Il parco torna a vivere dopo sei anni di chiusura: commozione a Longi per l’intitolazione al fondatore scomparso

Dopo sei anni di chiusura, il Nebrodi Adventure Park riapre le sue porte nel cuore del bosco Soprano, a pochi chilometri da Longi, nel Messinese. Un ritorno atteso da residenti e operatori turistici che coincide con un momento di forte valore simbolico: il parco è stato intitolato al suo fondatore ed ex presidente, Antonio Araca, scomparso due anni fa in un tragico incidente stradale.

La cerimonia di riapertura ha richiamato centinaia di persone e si è svolta in un clima di grande emozione. Presenti la madre, la sorella, la vedova e numerosi amici di Araca, insieme al sindaco di Longi, Calogero Lazzara, e ai deputati regionali Antonio De Luca e Bernardette Grasso.

Inaugurato nel 2011, il parco avventura era diventato in breve tempo un importante motore di sviluppo per l’intero comprensorio dei Nebrodi, contribuendo alla crescita delle attività ricettive, della ristorazione e del turismo naturalistico in un territorio caratterizzato da piccoli centri e aree interne.

Una storia di chiusura e rinascita


La struttura era stata chiusa nel 2020 dall’allora amministrazione comunale per presunte carenze autorizzative.

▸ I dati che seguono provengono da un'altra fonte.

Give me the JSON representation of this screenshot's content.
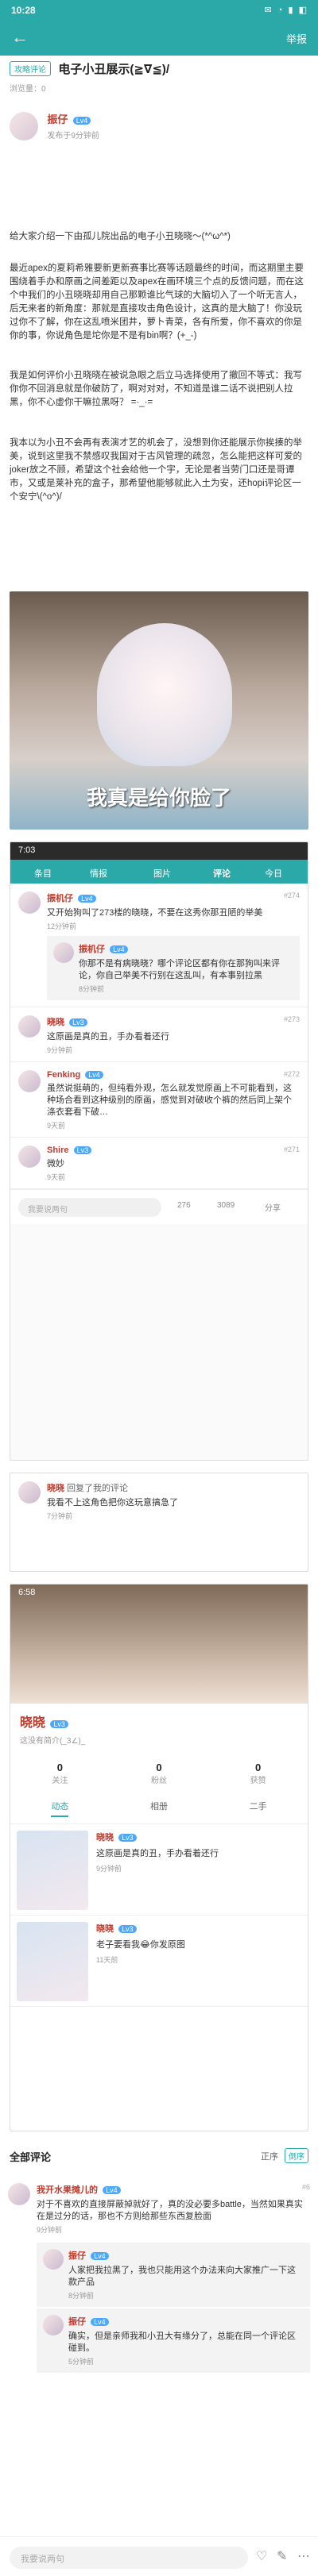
{
  "status": {
    "time": "10:28",
    "icons": "✉ ◔ ▮ ◧"
  },
  "topbar": {
    "back": "←",
    "share": "举报"
  },
  "post": {
    "tag": "攻略评论",
    "title": "电子小丑展示(≧∇≦)/",
    "meta": "浏览量：0"
  },
  "author": {
    "name": "振仔",
    "level": "Lv4",
    "time": "发布于9分钟前"
  },
  "body": {
    "p1": "给大家介绍一下由孤儿院出品的电子小丑晓晓～(*^ω^*)",
    "p2": "最近apex的夏莉希雅要新更新赛事比赛等话题最终的时间，而这期里主要围绕着手办和原画之间差距以及apex在画环境三个点的反馈问题，而在这个中我们的小丑晓晓却用自己那颗谁比气球的大脑切入了一个听无言人，后无来者的新角度：那就是直接攻击角色设计，这真的是大脑了！你没玩过你不了解，你在这乱喷米团井，萝卜青菜，各有所爱，你不喜欢的你是你的事，你说角色是坨你是不是有bin啊？(+_-)",
    "p3": "我是如何评价小丑晓晓在被说急眼之后立马选择使用了撤回不等式：我写你你不回消息就是你破防了，啊对对对，不知道是谁二话不说把别人拉黑，你不心虚你干嘛拉黑呀？ =·_·=",
    "p4": "我本以为小丑不会再有表演才艺的机会了，没想到你还能展示你挨揍的举美，说到这里我不禁感叹我国对于古风管理的疏忽，怎么能把这样可爱的joker放之不顾，希望这个社会给他一个宇，无论是者当劳门口还是哥谭市，又或是莱补充的盒子，那希望他能够就此入土为安，还hopi评论区一个安宁\\(^o^)/"
  },
  "pic1": {
    "caption": "我真是给你脸了"
  },
  "pic2": {
    "time": "7:03",
    "tabs": [
      "条目",
      "情报",
      "图片",
      "评论",
      "今日"
    ],
    "comments": [
      {
        "name": "振机仔",
        "lv": "Lv4",
        "floor": "#274",
        "text": "又开始狗叫了273楼的晓晓，不要在这秀你那丑陋的举美",
        "time": "12分钟前"
      },
      {
        "name": "振机仔",
        "lv": "Lv4",
        "floor": "",
        "text": "你那不是有病晓晓？哪个评论区都有你在那狗叫来评论，你自己举美不行别在这乱叫，有本事别拉黑",
        "time": "8分钟前"
      },
      {
        "name": "晓晓",
        "lv": "Lv3",
        "floor": "#273",
        "text": "这原画是真的丑，手办看着还行",
        "time": "9分钟前"
      },
      {
        "name": "Fenking",
        "lv": "Lv4",
        "floor": "#272",
        "text": "虽然说挺萌的，但纯看外观，怎么就发觉原画上不可能看到，这种场合看到这种级别的原画，感觉到对破收个裤的然后同上架个涤衣套看下破…",
        "time": "9天前"
      },
      {
        "name": "Shire",
        "lv": "Lv3",
        "floor": "#271",
        "text": "微妙",
        "time": "9天前"
      }
    ],
    "input": "我要说两句",
    "likes": "276",
    "fav": "3089",
    "share": "分享"
  },
  "pic3": {
    "name": "晓晓",
    "action": "回复了我的评论",
    "text": "我看不上这角色把你这玩意搞急了",
    "time": "7分钟前"
  },
  "pic4": {
    "time": "6:58",
    "name": "晓晓",
    "lv": "Lv3",
    "bio": "这没有简介(_3∠)_",
    "follow": "关注",
    "fans": "粉丝",
    "collected": "获赞",
    "stats": [
      {
        "v": "0",
        "l": "关注"
      },
      {
        "v": "0",
        "l": "粉丝"
      },
      {
        "v": "0",
        "l": "获赞"
      }
    ],
    "tabs": [
      "动态",
      "相册",
      "二手"
    ],
    "items": [
      {
        "name": "晓晓",
        "lv": "Lv3",
        "text": "这原画是真的丑，手办看着还行",
        "time": "9分钟前"
      },
      {
        "name": "晓晓",
        "lv": "Lv3",
        "text": "老子要看我😂你发原图",
        "time": "11天前"
      }
    ]
  },
  "comments": {
    "label": "全部评论",
    "order": "正序",
    "reverse": "倒序",
    "list": [
      {
        "name": "我开水果摊儿的",
        "lv": "Lv4",
        "text": "对于不喜欢的直接屏蔽掉就好了，真的没必要多battle，当然如果真实在是过分的话，那也不方则给那些东西复脸面",
        "time": "9分钟前",
        "floor": "#6"
      },
      {
        "name": "振仔",
        "lv": "Lv4",
        "text": "人家把我拉黑了，我也只能用这个办法来向大家推广一下这款产品",
        "time": "8分钟前"
      },
      {
        "name": "振仔",
        "lv": "Lv4",
        "text": "确实，但是亲师我和小丑大有缘分了，总能在同一个评论区碰到。",
        "time": "5分钟前"
      }
    ]
  },
  "bottom": {
    "input": "我要说两句",
    "like": "♡",
    "comment": "✎",
    "more": "⋯"
  }
}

Una decisione che aveva suscitato polemiche e contestazioni da parte dell’associazione che gestiva il sito.

Per Antonio Araca quella chiusura rappresentò una svolta dolorosa. Costretto a lasciare il territorio per trovare lavoro, si trasferì ad Agrigento. Quattro anni dopo perse la vita in un incidente stradale nei pressi di Sciacca, lasciando la moglie e una figlia.

La rinascita del parco ha preso forma due anni fa, quando la nuova amministrazione comunale ha avviato l’iter per il recupero dell’area, nel frattempo degradata dall’abbandono. L’intervento è stato finanziato con 100 mila euro ottenuti grazie a una norma approvata dall’Assemblea regionale siciliana, sostenuta trasversalmente da diverse forze politiche.

Oggi il Nebrodi Adventure Park torna così a essere un punto di riferimento per il turismo ambientale e per l’economia locale. Un progetto che guarda al futuro senza dimenticare chi lo ha ideato e portato avanti con determinazione.

«Antonio vive tra questi alberi», ha dichiarato commosso il sindaco Calogero Lazzara durante la cerimonia, sintetizzando il sentimento condiviso da una comunità che ha voluto legare per sempre il nome del fondatore a uno dei suoi luoghi più rappresentativi.